Вспоминая подобные разговоры, Виктор Некрасов добавлял: «Да – слыхом не слыхал! Читал и боготворил Ремарка, конечно же, Хемингуэя – все им тогда увлекались, до того – Кнута Гамсуна, в самые юные годы о войне – «Севастопольские рассказы». Вот и все. Никаких «Разгромов», «Разломов» и Николаев Островских. Разве что Бабель и Ильф с Петровым.
И вот – война!..»
Когда книга вышла, критики ополчились на автора стройными рядами, обвинив Некрасова в «ползучем реализме», «ремаркизме» и «пацифизме». Нежданно-негаданно Сталин защитил писателя и присудил ему премию собственного имени. И тут же книга «В окопах Сталинграда» была переиздана большинством издательств – и тираж возрос сразу на несколько миллионов экземпляров, и ее стали переводить на многие языки мира, в том числе на французский. В 1957 году на «Ленфильме» был поставлен фильм «Солдаты», который во французском прокате назывался «Четверо из Сталинграда».
Сталинское лауреатство однако не стало «охранной грамотой» для Виктор Некрасова. На его дальнейших произведениях критика отыгралась сполна. В пух и прах разбили повесть «В родном городе» (1954), рассказывающую о драматической судьбе фронтовиков, столкнувшихся по возвращении в мирную жизнь с непробиваемым партийно-бюрократическим бездушием. Перефразируя известное выражение: мавр выиграл войну – мавр больше не нужен. И плевать власти на проблемы бывших солдат и офицеров (они и сегодня, спустя десятилетия, никак не могут решить пресловутый квартирный вопрос).
В другой повести – «Кира Георгиевна» (1961) – Некрасов беспощадно вскрыл причины конформизма и душевной опустошенности интеллигенции, и причины эти увидел в нехватке воздуха свободы.
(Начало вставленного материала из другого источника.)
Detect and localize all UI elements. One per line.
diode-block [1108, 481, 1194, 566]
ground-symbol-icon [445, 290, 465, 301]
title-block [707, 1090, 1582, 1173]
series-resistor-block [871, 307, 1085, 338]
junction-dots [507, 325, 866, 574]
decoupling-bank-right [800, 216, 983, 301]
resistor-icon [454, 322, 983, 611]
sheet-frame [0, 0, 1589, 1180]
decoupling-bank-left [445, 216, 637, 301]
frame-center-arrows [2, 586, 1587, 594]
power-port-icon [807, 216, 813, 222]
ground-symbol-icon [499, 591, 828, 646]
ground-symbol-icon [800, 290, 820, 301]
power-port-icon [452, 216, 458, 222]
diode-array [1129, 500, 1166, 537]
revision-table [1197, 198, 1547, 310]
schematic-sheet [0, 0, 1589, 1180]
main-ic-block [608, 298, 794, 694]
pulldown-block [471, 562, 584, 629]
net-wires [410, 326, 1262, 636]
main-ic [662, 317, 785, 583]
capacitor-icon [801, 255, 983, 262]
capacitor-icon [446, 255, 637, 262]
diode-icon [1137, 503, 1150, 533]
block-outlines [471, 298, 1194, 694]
Как мы сказали бы сегодня: тоталитаризм душил свободу и топтал все права человека. Свою позицию свободно мыслящего человека Некрасов выразил и в статьях об искусстве, протестуя против господствующей героической риторики и велеречивой патетики, – никакой простоты, одна барабанная дробь. В архитектуре (а он знал в ней толк) его возмущала безвкусная монументальность и убогое однообразие тогдашнего советского градостроительства.
Зарубежные поездки Некрасова получили творческое осмысление в очерках «Первое знакомство», «Месяц во Франции», «По обе стороны океана». Последний очерк возмутил лично первого секретаря ЦК КПСС Никиту Хрущева, и он на пленуме ЦК 21 июня 1963 года обрушился на Некрасова с зубодробительной критикой. И тут же последовали «оргвыводы»: писателя перестали печатать, стали клеймить позором на многочисленных собраниях, в газетах – старая советская забава «ату его!» Во времена Сталина Некрасова непременно посадили бы как «вредный элемент», при Хрущеве ограничились травлей и партийным выговором (в партию Некрасов вступил в 1943 году в Сталинграде).
После падения Хрущева Некрасова на время оставили в покое, но он сам вызвал огонь на себя – он был сначала гражданином своей страны, а уж затем – писателем. В 1969 году Некрасов подписал коллективное письмо в связи с процессом украинского литератора Черновола и выступил в день 25-летия расстрела евреев в Бабьем Яре.